Lu Liming, director of the project department at the China Association of Health Promotion and Education, said that while China "has many brands of medicines, it does not have a 'brand' for its medical service."

"The year presents both a challenge and an opportunity to China's outsourcing economy," Qu said.

He said while outsourcing enterprises that serve mainly Japanese customers experienced difficulties because of the devaluation of Japanese currency, US-oriented outsourcing companies face tough competition from their Indian counterparts.

"A large difference between India's and China's outsourcing companies is the target of their products," Qu said, citing a recent survey he did showing that Indian companies' products target mainly high-end customers.

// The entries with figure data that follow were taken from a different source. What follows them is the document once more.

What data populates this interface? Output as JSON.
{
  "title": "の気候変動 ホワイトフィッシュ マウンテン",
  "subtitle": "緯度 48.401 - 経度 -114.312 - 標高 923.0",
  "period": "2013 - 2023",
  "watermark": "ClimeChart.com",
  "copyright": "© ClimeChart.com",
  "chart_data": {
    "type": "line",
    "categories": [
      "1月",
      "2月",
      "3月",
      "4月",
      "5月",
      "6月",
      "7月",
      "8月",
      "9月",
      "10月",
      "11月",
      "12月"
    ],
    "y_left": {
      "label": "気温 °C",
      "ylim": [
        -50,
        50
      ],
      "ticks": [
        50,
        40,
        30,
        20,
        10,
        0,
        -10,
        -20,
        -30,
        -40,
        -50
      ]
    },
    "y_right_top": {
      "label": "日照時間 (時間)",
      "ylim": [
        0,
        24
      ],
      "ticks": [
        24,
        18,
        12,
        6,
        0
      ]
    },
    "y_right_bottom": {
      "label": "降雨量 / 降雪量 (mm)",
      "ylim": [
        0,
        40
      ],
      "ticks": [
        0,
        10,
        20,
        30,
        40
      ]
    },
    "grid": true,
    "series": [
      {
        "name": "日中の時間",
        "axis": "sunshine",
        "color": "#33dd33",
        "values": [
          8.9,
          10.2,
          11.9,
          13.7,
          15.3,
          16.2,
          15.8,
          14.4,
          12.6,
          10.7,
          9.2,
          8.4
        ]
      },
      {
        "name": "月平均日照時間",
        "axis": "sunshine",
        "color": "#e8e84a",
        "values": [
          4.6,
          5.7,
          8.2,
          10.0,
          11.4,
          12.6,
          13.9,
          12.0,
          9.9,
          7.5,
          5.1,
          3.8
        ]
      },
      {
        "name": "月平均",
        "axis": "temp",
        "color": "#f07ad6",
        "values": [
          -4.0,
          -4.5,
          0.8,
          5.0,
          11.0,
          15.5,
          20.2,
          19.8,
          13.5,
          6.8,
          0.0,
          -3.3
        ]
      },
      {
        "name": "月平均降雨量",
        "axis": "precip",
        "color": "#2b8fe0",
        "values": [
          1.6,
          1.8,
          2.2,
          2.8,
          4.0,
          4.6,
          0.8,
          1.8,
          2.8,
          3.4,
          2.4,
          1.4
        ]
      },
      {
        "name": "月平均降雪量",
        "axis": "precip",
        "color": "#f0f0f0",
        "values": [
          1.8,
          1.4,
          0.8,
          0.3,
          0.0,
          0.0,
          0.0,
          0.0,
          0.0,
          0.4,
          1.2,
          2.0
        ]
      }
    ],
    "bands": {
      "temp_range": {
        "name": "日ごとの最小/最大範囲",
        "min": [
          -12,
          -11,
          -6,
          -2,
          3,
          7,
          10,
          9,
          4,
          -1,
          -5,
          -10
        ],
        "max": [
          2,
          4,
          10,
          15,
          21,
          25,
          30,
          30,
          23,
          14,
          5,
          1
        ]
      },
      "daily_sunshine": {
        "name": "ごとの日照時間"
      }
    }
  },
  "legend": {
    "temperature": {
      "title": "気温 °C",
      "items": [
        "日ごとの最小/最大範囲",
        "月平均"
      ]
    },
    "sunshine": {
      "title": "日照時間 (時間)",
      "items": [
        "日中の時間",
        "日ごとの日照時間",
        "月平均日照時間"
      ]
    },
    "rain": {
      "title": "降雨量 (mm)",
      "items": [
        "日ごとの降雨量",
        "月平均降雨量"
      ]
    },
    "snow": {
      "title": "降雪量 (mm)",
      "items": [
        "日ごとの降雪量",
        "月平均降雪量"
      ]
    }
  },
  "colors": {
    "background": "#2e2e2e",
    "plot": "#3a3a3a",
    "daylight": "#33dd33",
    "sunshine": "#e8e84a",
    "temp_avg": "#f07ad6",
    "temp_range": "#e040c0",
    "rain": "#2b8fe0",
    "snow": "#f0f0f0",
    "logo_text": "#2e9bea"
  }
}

That shows that the challenge of switching from making products to offering services is crucial for the vitality of Chinese outsourcing companies, Qu said.

At the same time, businesses in all fields have been transformed by the importance of having a digital strategy. That has made the CIO, or chief information officer, a key leader.

"The strength of IT outsourcing has made CIOs responsible for a wide array of business functions surrounding services like finance," said Mike Lafford, executive partner of Gartner, a leading information technology research and consulting company.

This is the fourth year Hangzhou has hosted the summit. The city employs 260,000 in outsourcing, and the value of outsourcing contracts signed in the city has risen from US$1.13 billion in 2010 to over US$4.3 billion last year.

The summit featured a competition of college student outsourcing applications, with 159 teams from colleges and universities from around Zhejiang Province showing off their projects, which involved such services as online shopping, social networking and helping people get a taxi or calculate a route.

The event was co-sponsored by the country's ministries of Commerce, Education, Science and Technology, and Industry and Information Technology, as well as the Zhejiang government.